Light emitting crystal

Light emitting crystal


8. BETA LIGHT: A light-emitting crystal, only the size of a small coin but ideal for reading a map at night and a useful fishing lure. Expensive but just about everlasting.




Snare Wire

Snare Wire

Wire packed in matchbox


9. SNARE WIRE: Preferably brass wire about 60-90cm (2-3ft) should do. Save for snares, but could solve many survival problems.





Flexible Saw

Saw Packed in tin


10. FLEXIBLE SAW: These usually come with large rings at the ends as handles. These take up too much room, so remove the rings; they can be replaced by wooden toggles when you need to use it. To protect from rust and breakage cover it in a film of grease. Flexible saws can be used to cut even quite large trees.




Useful surgical blades


11. SURGICAL BLADES: At least two scalpel blades of different sizes. A handle can be made from wood when required.




Butterfly sutures


12. BUTTERFLY SUTURES: Use to hold edges of wounds together.





Plasters for minor cuts


13. PLASTERS: Assorted sizes, preferably waterproof, for minor abrasions and keeping cuts clean. They can be cut and used as butterfly sutures as well.




Condom to carry water


14. CONDOM: This makes a good water bag for holding about one litre (2 pints).

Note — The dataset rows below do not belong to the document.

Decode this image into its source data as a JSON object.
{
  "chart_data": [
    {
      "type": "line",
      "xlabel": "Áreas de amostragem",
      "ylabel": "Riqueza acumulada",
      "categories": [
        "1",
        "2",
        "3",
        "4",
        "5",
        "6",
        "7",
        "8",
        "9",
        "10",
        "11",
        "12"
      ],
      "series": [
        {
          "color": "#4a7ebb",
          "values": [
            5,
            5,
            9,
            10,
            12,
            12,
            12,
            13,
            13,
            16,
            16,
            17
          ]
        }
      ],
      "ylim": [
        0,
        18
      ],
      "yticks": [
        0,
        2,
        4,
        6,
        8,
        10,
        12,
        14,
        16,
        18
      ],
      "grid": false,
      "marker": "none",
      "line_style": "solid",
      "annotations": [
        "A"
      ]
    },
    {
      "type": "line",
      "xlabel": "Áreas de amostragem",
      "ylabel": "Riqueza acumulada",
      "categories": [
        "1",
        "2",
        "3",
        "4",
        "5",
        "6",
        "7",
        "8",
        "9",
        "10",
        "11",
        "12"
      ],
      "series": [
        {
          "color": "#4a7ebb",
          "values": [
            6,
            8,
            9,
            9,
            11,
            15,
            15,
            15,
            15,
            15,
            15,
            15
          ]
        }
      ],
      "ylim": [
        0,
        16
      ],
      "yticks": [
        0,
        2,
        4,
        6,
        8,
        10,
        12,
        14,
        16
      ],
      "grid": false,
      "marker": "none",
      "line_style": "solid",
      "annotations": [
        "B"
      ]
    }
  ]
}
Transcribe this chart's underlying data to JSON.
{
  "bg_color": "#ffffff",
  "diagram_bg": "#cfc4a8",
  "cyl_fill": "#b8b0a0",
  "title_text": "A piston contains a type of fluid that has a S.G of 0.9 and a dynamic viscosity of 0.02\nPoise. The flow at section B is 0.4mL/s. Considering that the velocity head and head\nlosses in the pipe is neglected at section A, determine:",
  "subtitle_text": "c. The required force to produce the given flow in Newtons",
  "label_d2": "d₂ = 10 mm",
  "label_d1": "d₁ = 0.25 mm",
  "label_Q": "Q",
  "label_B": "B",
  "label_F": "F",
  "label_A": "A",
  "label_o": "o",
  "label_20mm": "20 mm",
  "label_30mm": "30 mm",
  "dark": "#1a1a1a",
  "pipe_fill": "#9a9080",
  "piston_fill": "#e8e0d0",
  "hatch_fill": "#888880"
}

Medical kit to wear on belt





15. MEDICAL KIT: What you include depends upon your own skill in using it. Pack medicines in airtight containers with cotton wool to prevent rattling. The following items will cover most ailments but they are only a guide:







Codeine phosphate


Analgesic – A pain reliever for mild and moderate pain. “Codeine phosphate” is ideal for tooth, ear and headaches.DOSE: one tablet every six hours as needed but they can cause constipation s a side-effect so will help in cases of loose bowels.Not to be taken by children, asthmatics or people with liver disorders.




Lomotil or Immodium


Intestinal sedative – For treating acute and chronic diarrhoea. “Immodium” is usually favoured. DOSE: two capsules initially, then one each time a loose stool is passed.




Tetracycline capsules


Antibiotic – Fo general infections. “Tetracycline” can be used even by people hypersensitive to penicillin. DOSE: One 250mg tablet, four times daily, repeated for five to seven days. Carry enough for a full course. If taking them avoid milk, calcium and iron preparations or other drugs containing aluminium hydroxide.




Betadine – treats wounds


Antiseptic – Fast-acting, broad-spectrum antiseptic that helps reduce bacteria that potentially can cause skin infection. It is used for killing germs in skin, wounds and mucous membranes, and for pre-operative skin preparation.




For colds and runny nose


Antihistamine – For allergies, insect bites and stings (may also help in cases of bad reaction to a drug). Also known as  Chlorpheniramine. “Piriton” is recommended in Britain. “Benadryl” in the USA. Sleepiness is a side-effect of Piriton, so useful as a mild sleeping pill. Do not exceed recommended dosages or take with alcohol.




Water purifying tablets


Water sterilising tablets – For use where water is suspect and you cannot boil. Follow manufacturer’s instructions.




Anti-malaria tablets


Anti-malaria tablets – Essential in areas where malaria is present. There are types which require only one tablet taken monthly.




KMnO4 has many uses


Potassium permanganate – Has several uses. Add to water and mix until water becomes bright pink to sterilise it, deeper pink to make an antiseptic and to a full red to treat fungal diseases such as athlete;s foot. Pour Glycerine over the purple crystals of (KMnO4) and it will erupt into flames. Another way to quickly start a fire!